1. Introduction

Money is an important financial instrument, which fulfils the basic functions as a medium of exchange, unit of account, store of value, and standard of deferred payment. The function as a medium of exchange allows efficient transactions of goods and services among people without forming an inconvenient barter system. The unit of account enables the value of all goods and services to be expressed in common criteria, thereby smoothening the comparison of goods and services and facilitating their transactions. The store of value refers to any asset whose value can also be used in the future because of the ability to maintain its value, thereby enabling people to save to finance their spending at a later date. In addition to these three basic functions, the function as a standard of deferred payment is regarded as an additional important function of money since it enables it to express the value of debt so that people can purchase goods and services today by paying back debt in the future. To meet these four requirements, money must be durable, portable, divisible, and difficult to counterfeit. Though most people refer to ‘Money’ as ‘currency’ but there is a slight difference between the two. Currency is a form of money that is issued exclusively by the government / central bank as a legal tender, which is usually in paper / plastic form. It is the liability of the issuing central bank (and sovereign) and an asset of the holding public. On the other hand, money has intrinsic value. When money does not have intrinsic value, it must represent title to commodities that have intrinsic value or title to other debt instruments.

As money / currency are the backbone of the financial system and the central bank is regulating it for a sound, and efficient financial system, the recent innovations in digital currency has put the central banks at the crossroads. Digitalisation has led to the development of new forms of financial assets (fintech) and new forms of money (digital currency). These include virtual (crypto) currencies like Bitcoin, stable coins like Libra / Diem, and central bank digital currencies (CBDC) like the Bahamian sand dollar and China’s e-currency (digital yuan). The innovations in money have resonance to earlier major shifts in monetary history. The growing interest in the introduction of CBDC by central banks has raised several questions which need to be addressed: Will the physical currency disappear? Is the present payment system too slow and limited in reach? And if introducing a CBDC could make the payment system bigger, broader, and more efficient? Are the present payment systems accessible to very few people? Are the existing payment services unreasonably expensive? Are the types of innovations being pursued by the private sector ‘wrong’ types of payment innovations?

2. Recent developments in digital currencies in India

The Covid-19 pandemic has accelerated the migration to contactless transactions and highlighted the importance of access to safe, timely, and low-cost payments.
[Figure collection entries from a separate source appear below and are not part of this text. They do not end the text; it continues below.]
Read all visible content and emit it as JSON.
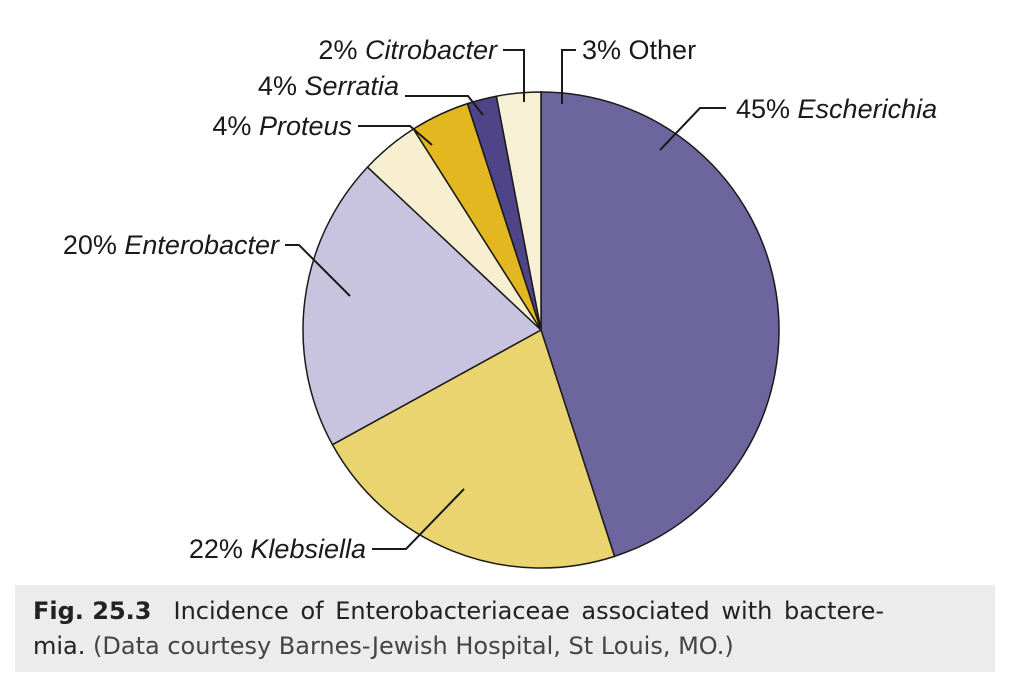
{
  "chart_data": {
    "type": "pie",
    "slices": [
      {
        "label": "45% Escherichia",
        "pct": "45%",
        "name": "Escherichia",
        "value": 45,
        "color": "#6d659d"
      },
      {
        "label": "22% Klebsiella",
        "pct": "22%",
        "name": "Klebsiella",
        "value": 22,
        "color": "#e9d46f"
      },
      {
        "label": "20% Enterobacter",
        "pct": "20%",
        "name": "Enterobacter",
        "value": 20,
        "color": "#c8c4df"
      },
      {
        "label": "4% Proteus",
        "pct": "4%",
        "name": "Proteus",
        "value": 4,
        "color": "#f7efcf"
      },
      {
        "label": "4% Serratia",
        "pct": "4%",
        "name": "Serratia",
        "value": 4,
        "color": "#e3b71f"
      },
      {
        "label": "2% Citrobacter",
        "pct": "2%",
        "name": "Citrobacter",
        "value": 2,
        "color": "#4e4487"
      },
      {
        "label": "3% Other",
        "pct": "3%",
        "name": "Other",
        "value": 3,
        "color": "#f8f0d4"
      }
    ]
  },
  "caption": {
    "fig_number": "Fig. 25.3",
    "text": "Incidence of Enterobacteriaceae associated with bactere-",
    "text_line2": "mia.",
    "note": "(Data courtesy Barnes-Jewish Hospital, St Louis, MO.)"
  }
}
The central banks across the globe are studying these developments and exploring ways and means of meeting the demands raised on them as a core payment services provider and as the issuing authority for currency. Interest and investment in blockchain technology and cryptocurrency have been growing exponentially. The cryptocurrency market has constantly been evolving, and there have been a lot of developments since then. In the present day, it has been observed that the use of cash is slowly declining both in the domestic and global markets with an increase in and availability of low-cost payment infrastructure like UPI, QR Code etc. Further, the rise in the number of cryptocurrencies and their growth both in terms of volume and value are challenging the current central banks’ monopoly in money issuance. As per information available in the public domain, there are over 6000 cryptocurrencies with crypto assets valued at over two trillion US dollars. This has led to many leading central banks’ contemplating launching their own versions of digital currencies. Developments like the growing role of digital private money in major economies, post-pandemic migration to digital payment systems, plans for the use of digital money in cross-border transactions and concerns about financial exclusion are forcing central banks across geographies to think positively about the introduction of CBDCs.

Following the Supreme Court (SC) judgment in March 2020, the RBI lifted the ban on cryptocurrency. Post the strike down on the ban, the crypto market in India gained momentum. Cryptocurrency exchanges saw a sharp increase in interest as the SC ruling coincided with a crypto boom. The price of Bitcoin jumped more than 8900 percent in the last 5-year.